INFERNAL AFFAIRS

Mou gaan dou (2002)

INFERNAL AFFAIRS (WU JIAN DAO)

(director: Andrew Lau/Alan Mak; screenwriters: Felix Chong/Alan Mak; cinematographers: Andrew Lau/Lai Yiu Fai; editors: Ching Hei Pang/Danny Pang; music: Chan Kwong Wing; cast: Andy Lau (Ming Lau), Tony Leung (Yan), Anthony Wong (Supt. Wong), Eric Tsang (Sam), Chapman To (Keung), Ng Ting-yip (Insp. Cheung), Sammi Cheng (Mary), Kelly Chen (Dr.
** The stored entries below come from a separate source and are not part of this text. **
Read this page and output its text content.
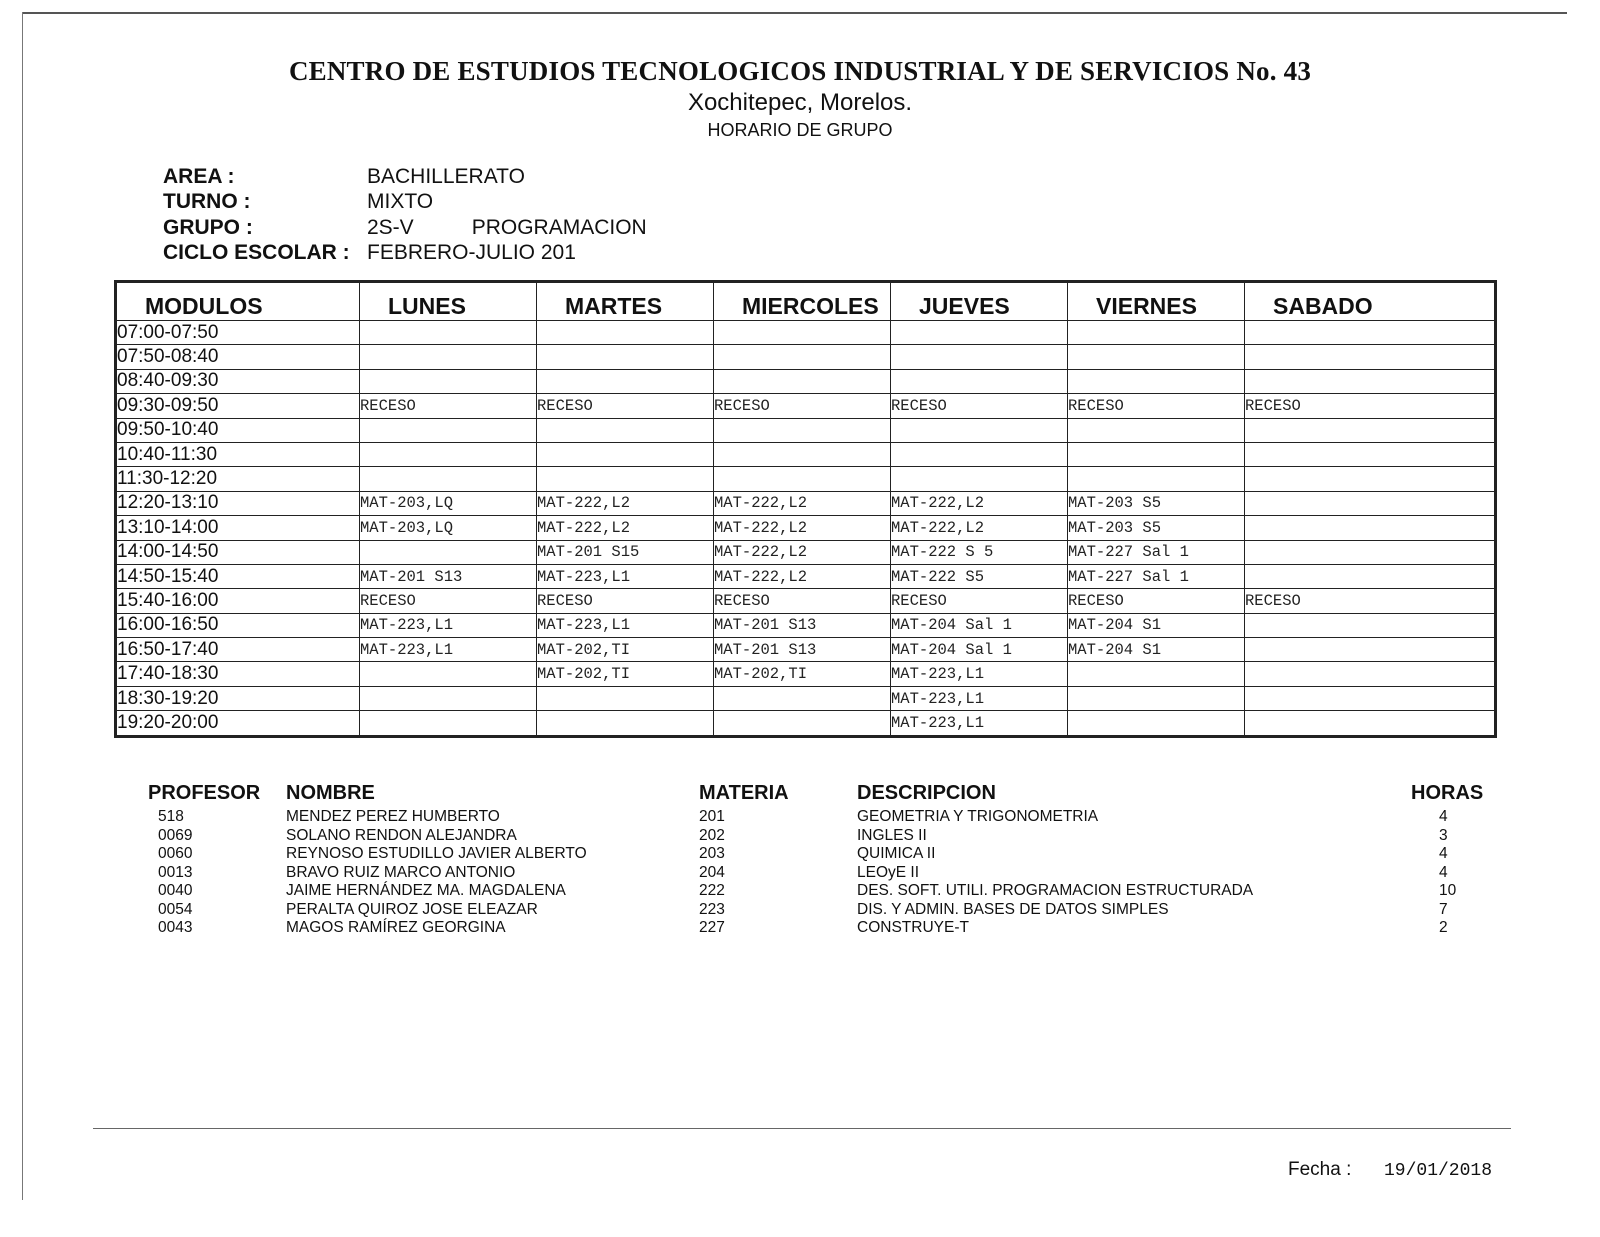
CENTRO DE ESTUDIOS TECNOLOGICOS INDUSTRIAL Y DE SERVICIOS No. 43
Xochitepec, Morelos.
HORARIO DE GRUPO
AREA :	BACHILLERATO
TURNO :	MIXTO
GRUPO :	2S-V	PROGRAMACION
CICLO ESCOLAR : FEBRERO-JULIO 201
MODULOS	LUNES	MARTES	MIERCOLES	JUEVES	VIERNES	SABADO
07:00-07:50						
07:50-08:40						
08:40-09:30						
09:30-09:50	RECESO	RECESO	RECESO	RECESO	RECESO	RECESO
09:50-10:40						
10:40-11:30						
11:30-12:20						
12:20-13:10	MAT-203,LQ	MAT-222,L2	MAT-222,L2	MAT-222,L2	MAT-203 S5	
13:10-14:00	MAT-203,LQ	MAT-222,L2	MAT-222,L2	MAT-222,L2	MAT-203 S5	
14:00-14:50		MAT-201 S15	MAT-222,L2	MAT-222 S 5	MAT-227 Sal 1	
14:50-15:40	MAT-201 S13	MAT-223,L1	MAT-222,L2	MAT-222 S5	MAT-227 Sal 1	
15:40-16:00	RECESO	RECESO	RECESO	RECESO	RECESO	RECESO
16:00-16:50	MAT-223,L1	MAT-223,L1	MAT-201 S13	MAT-204 Sal 1	MAT-204 S1	
16:50-17:40	MAT-223,L1	MAT-202,TI	MAT-201 S13	MAT-204 Sal 1	MAT-204 S1	
17:40-18:30		MAT-202,TI	MAT-202,TI	MAT-223,L1		
18:30-19:20				MAT-223,L1		
19:20-20:00				MAT-223,L1		
PROFESOR NOMBRE	MATERIA	DESCRIPCION	HORAS
518	MENDEZ PEREZ HUMBERTO	201	GEOMETRIA Y TRIGONOMETRIA	4
0069	SOLANO RENDON ALEJANDRA	202	INGLES II	3
0060	REYNOSO ESTUDILLO JAVIER ALBERTO	203	QUIMICA II	4
0013	BRAVO RUIZ MARCO ANTONIO	204	LEOyE II	4
0040	JAIME HERNÁNDEZ MA. MAGDALENA	222	DES. SOFT. UTILI. PROGRAMACION ESTRUCTURADA	10
0054	PERALTA QUIROZ JOSE ELEAZAR	223	DIS. Y ADMIN. BASES DE DATOS SIMPLES	7
0043	MAGOS RAMÍREZ GEORGINA	227	CONSTRUYE-T	2
Fecha : 19/01/2018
Lee Sum-yee), Edison Chen (Young Ming), Shawn Yu (Young Yan); Runtime: 101; MPAA Rating: R; producer: Andrew Lau; Miramax Films; 2002-Hong Kong-in Cantonese with English subtitles)

“More reasonably plotted than most films of the action genre.”
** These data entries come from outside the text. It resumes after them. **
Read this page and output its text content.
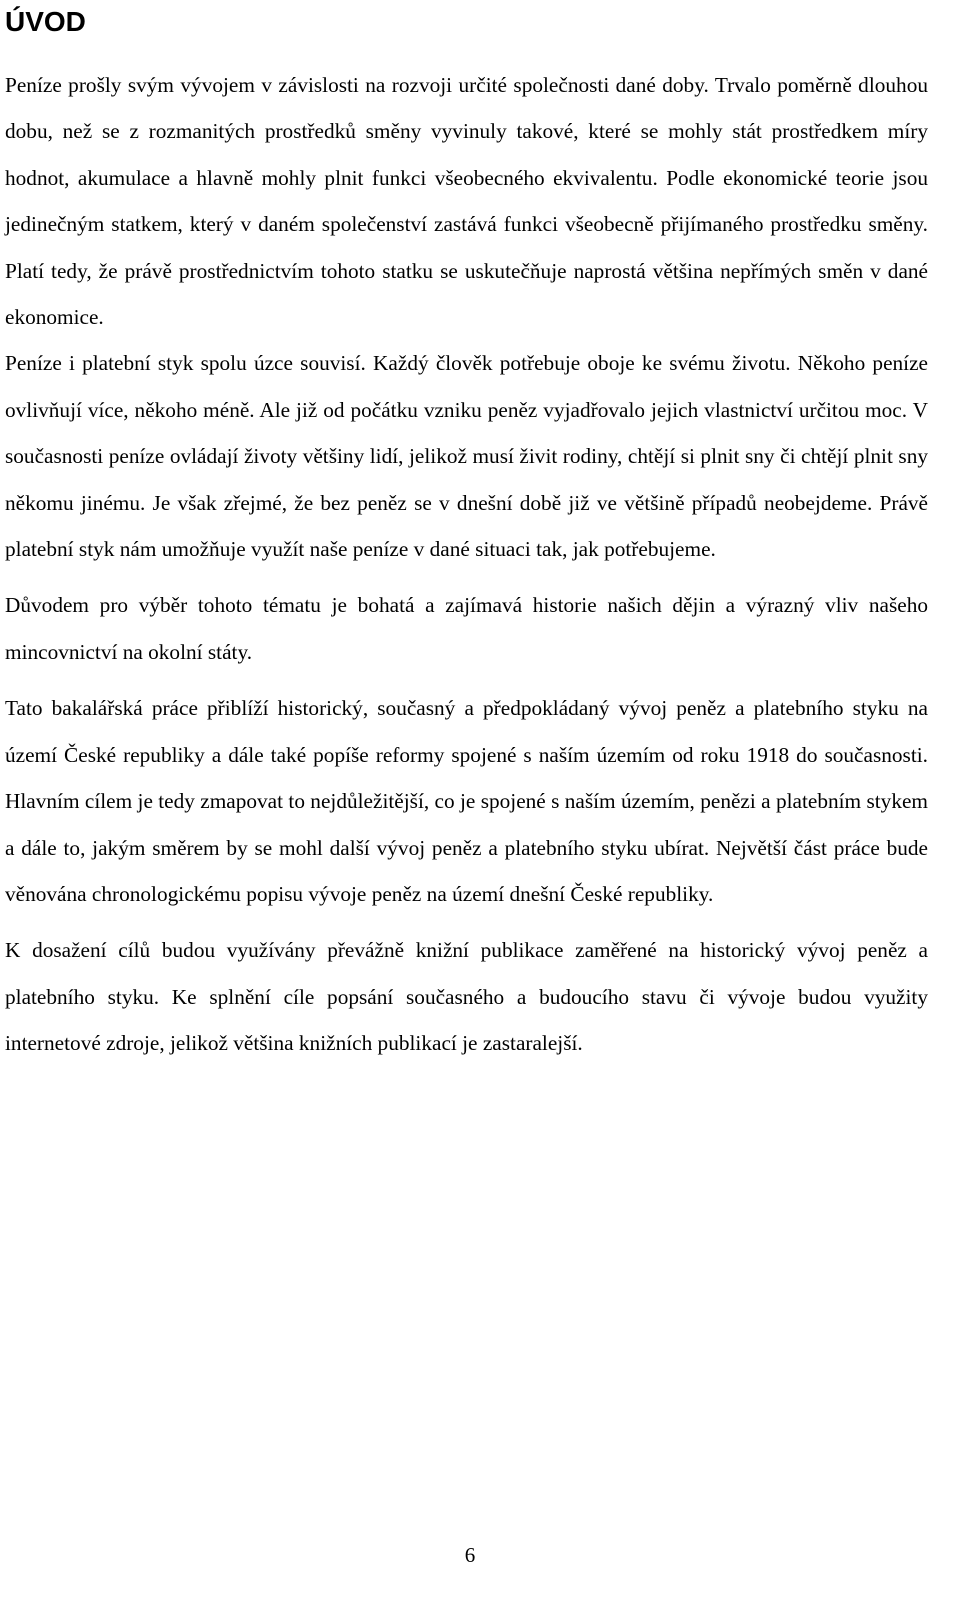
ÚVOD

Peníze prošly svým vývojem v závislosti na rozvoji určité společnosti dané doby. Trvalo poměrně dlouhou dobu, než se z rozmanitých prostředků směny vyvinuly takové, které se mohly stát prostředkem míry hodnot, akumulace a hlavně mohly plnit funkci všeobecného ekvivalentu. Podle ekonomické teorie jsou jedinečným statkem, který v daném společenství zastává funkci všeobecně přijímaného prostředku směny. Platí tedy, že právě prostřednictvím tohoto statku se uskutečňuje naprostá většina nepřímých směn v dané ekonomice.

Peníze i platební styk spolu úzce souvisí. Každý člověk potřebuje oboje ke svému životu. Někoho peníze ovlivňují více, někoho méně. Ale již od počátku vzniku peněz vyjadřovalo jejich vlastnictví určitou moc. V současnosti peníze ovládají životy většiny lidí, jelikož musí živit rodiny, chtějí si plnit sny či chtějí plnit sny někomu jinému. Je však zřejmé, že bez peněz se v dnešní době již ve většině případů neobejdeme. Právě platební styk nám umožňuje využít naše peníze v dané situaci tak, jak potřebujeme.

Důvodem pro výběr tohoto tématu je bohatá a zajímavá historie našich dějin a výrazný vliv našeho mincovnictví na okolní státy.

Tato bakalářská práce přiblíží historický, současný a předpokládaný vývoj peněz a platebního styku na území České republiky a dále také popíše reformy spojené s naším územím od roku 1918 do současnosti. Hlavním cílem je tedy zmapovat to nejdůležitější, co je spojené s naším územím, penězi a platebním stykem a dále to, jakým směrem by se mohl další vývoj peněz a platebního styku ubírat. Největší část práce bude věnována chronologickému popisu vývoje peněz na území dnešní České republiky.

K dosažení cílů budou využívány převážně knižní publikace zaměřené na historický vývoj peněz a platebního styku. Ke splnění cíle popsání současného a budoucího stavu či vývoje budou využity internetové zdroje, jelikož většina knižních publikací je zastaralejší.

6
Reviewed by Dennis Schwartz

Infernal Affairs is a Hong Kong crime thriller co-directed by Andrew Lau and Alan Mak; the screenplay is by Felix Chong and Alan Mak. It opens as triad drug lord Sam (Eric Tsang) gives a speech initiating his young recruits into the organization, where he boasts how he managed to stay alive by infiltrating the police force with moles. The film’s title refers to a Buddhist sutra proclaiming, “The worst of the Eight Hells is Continuous Hell — continuous suffering.” Continuous suffering might also be watching so many HK action films with the same tired theme of cops-vs-triads (at least ever since 1980 and Alex Cheung’s Man on the Brink), though this one is less bloody, has fewer gunfights and is more reasonably plotted than most films of the action genre.
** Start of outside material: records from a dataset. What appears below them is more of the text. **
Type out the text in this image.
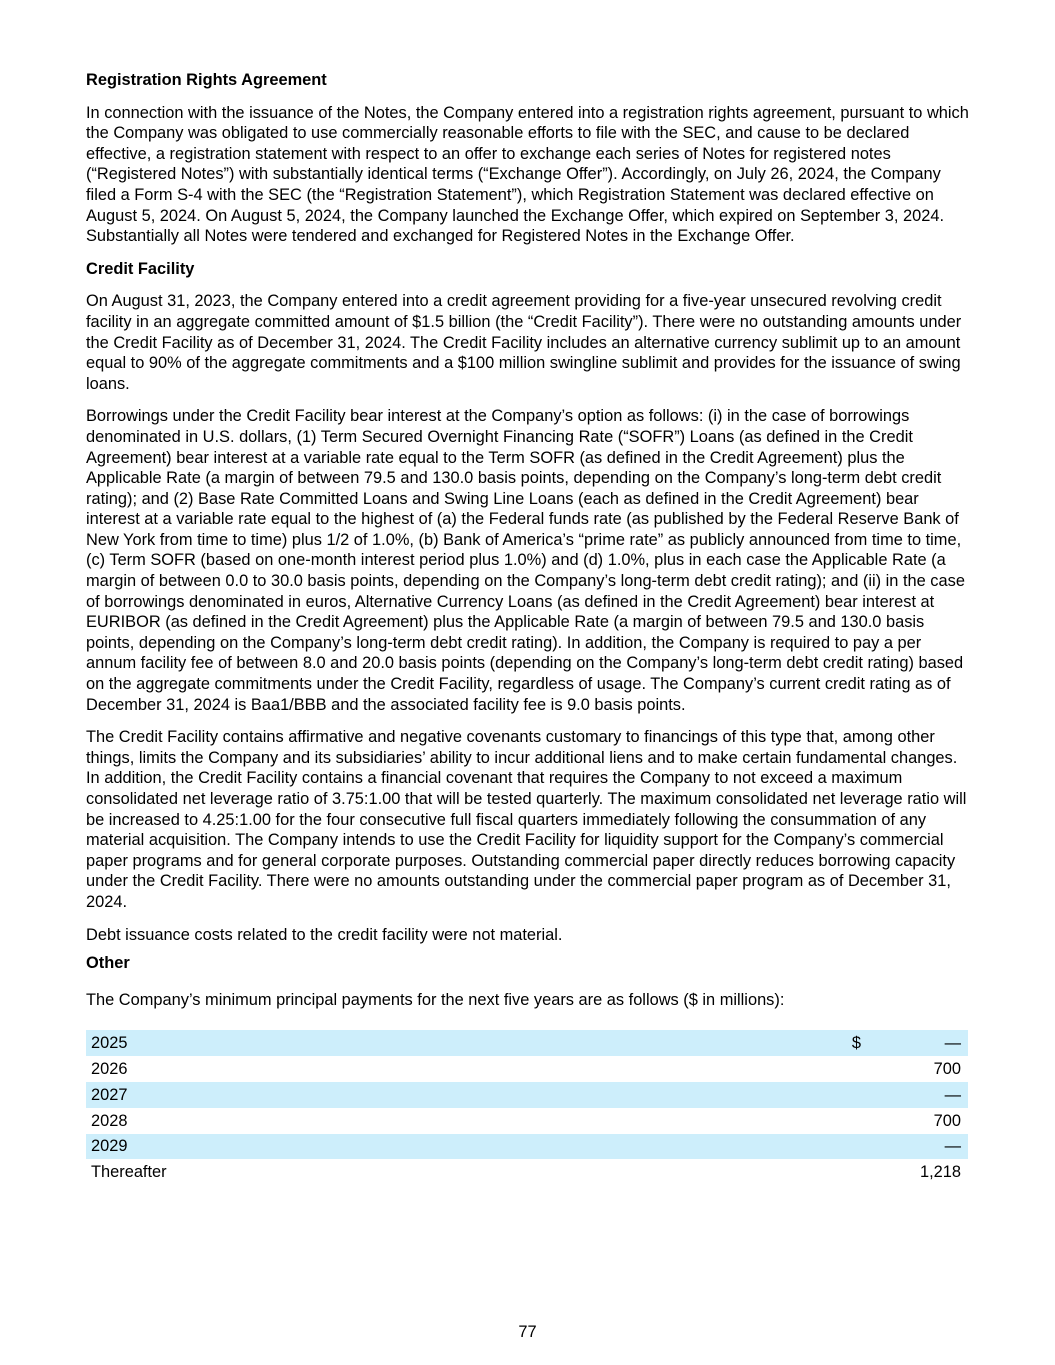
Registration Rights Agreement

In connection with the issuance of the Notes, the Company entered into a registration rights agreement, pursuant to which the Company was obligated to use commercially reasonable efforts to file with the SEC, and cause to be declared effective, a registration statement with respect to an offer to exchange each series of Notes for registered notes (“Registered Notes”) with substantially identical terms (“Exchange Offer”). Accordingly, on July 26, 2024, the Company filed a Form S-4 with the SEC (the “Registration Statement”), which Registration Statement was declared effective on August 5, 2024. On August 5, 2024, the Company launched the Exchange Offer, which expired on September 3, 2024. Substantially all Notes were tendered and exchanged for Registered Notes in the Exchange Offer.

Credit Facility

On August 31, 2023, the Company entered into a credit agreement providing for a five-year unsecured revolving credit facility in an aggregate committed amount of $1.5 billion (the “Credit Facility”). There were no outstanding amounts under the Credit Facility as of December 31, 2024. The Credit Facility includes an alternative currency sublimit up to an amount equal to 90% of the aggregate commitments and a $100 million swingline sublimit and provides for the issuance of swing loans.

Borrowings under the Credit Facility bear interest at the Company’s option as follows: (i) in the case of borrowings denominated in U.S. dollars, (1) Term Secured Overnight Financing Rate (“SOFR”) Loans (as defined in the Credit Agreement) bear interest at a variable rate equal to the Term SOFR (as defined in the Credit Agreement) plus the Applicable Rate (a margin of between 79.5 and 130.0 basis points, depending on the Company’s long-term debt credit rating); and (2) Base Rate Committed Loans and Swing Line Loans (each as defined in the Credit Agreement) bear interest at a variable rate equal to the highest of (a) the Federal funds rate (as published by the Federal Reserve Bank of New York from time to time) plus 1/2 of 1.0%, (b) Bank of America’s “prime rate” as publicly announced from time to time, (c) Term SOFR (based on one-month interest period plus 1.0%) and (d) 1.0%, plus in each case the Applicable Rate (a margin of between 0.0 to 30.0 basis points, depending on the Company’s long-term debt credit rating); and (ii) in the case of borrowings denominated in euros, Alternative Currency Loans (as defined in the Credit Agreement) bear interest at EURIBOR (as defined in the Credit Agreement) plus the Applicable Rate (a margin of between 79.5 and 130.0 basis points, depending on the Company’s long-term debt credit rating). In addition, the Company is required to pay a per annum facility fee of between 8.0 and 20.0 basis points (depending on the Company’s long-term debt credit rating) based on the aggregate commitments under the Credit Facility, regardless of usage. The Company’s current credit rating as of December 31, 2024 is Baa1/BBB and the associated facility fee is 9.0 basis points.

The Credit Facility contains affirmative and negative covenants customary to financings of this type that, among other things, limits the Company and its subsidiaries’ ability to incur additional liens and to make certain fundamental changes. In addition, the Credit Facility contains a financial covenant that requires the Company to not exceed a maximum consolidated net leverage ratio of 3.75:1.00 that will be tested quarterly. The maximum consolidated net leverage ratio will be increased to 4.25:1.00 for the four consecutive full fiscal quarters immediately following the consummation of any material acquisition. The Company intends to use the Credit Facility for liquidity support for the Company’s commercial paper programs and for general corporate purposes. Outstanding commercial paper directly reduces borrowing capacity under the Credit Facility. There were no amounts outstanding under the commercial paper program as of December 31, 2024.

Debt issuance costs related to the credit facility were not material.

Other

The Company’s minimum principal payments for the next five years are as follows ($ in millions):

2025	$	—
2026		700
2027		—
2028		700
2029		—
Thereafter		1,218
77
Ming Lau (Andy Lau, no relation to the director) enters the police academy, where he goes to the head of the class hiding the fact that he’s on Sam’s payroll. Meanwhile his police academy cadet classmate, Yan (Tony Leung), is drummed out of the police force as unfit. But Yan was secretly recruited by Superintendent Wong (Anthony Wong) to be an undercover operative.

After ten years of work as an undercover agent, only SP Wong is still alive who knows Yan is really a cop and so successful in his mission–though suffering greatly in his personal life. Yan in the last three years has worked himself up to be Sam’s most trusted man. When he spots a drug delivery coming in by a Thai gang, he reports directly to SP Wong. But the cocaine deal gets botched when Sam has a mole in Wong’s elite command force who is able to warn the gang in time of the police presence.

The film shows how the pressure is getting to both moles, and how their real identity is becoming twisted in psychological knots. Yan is seeing a shrink (Kelly Chen) he falls in love with and tells her his secret that he’s really a good guy–a cop. Ming’s girlfriend Mary is a writer, whose latest novel is about a man with “28 personalities.” They stock their mod apartment with the latest in electronics, but their happiness is blurred because something is eating away at Ming. Mary wonders out loud if her man is having an identity crisis over whether he’s a good or bad guy.

The film lifts much of its style and storyline from both Michael Mann’s Heat and John Woo’s Hard Boiled. Things come to a head when the two mole’s lives suddenly interconnect when their respective bosses ironically single them out to get the other’s mole – which eventually leads to tragic consequences as they match wits.

The intricate plotted story has a few surprises, is well acted and photographed, but the characters were still too distant to know with any intimacy or really care what happens to them.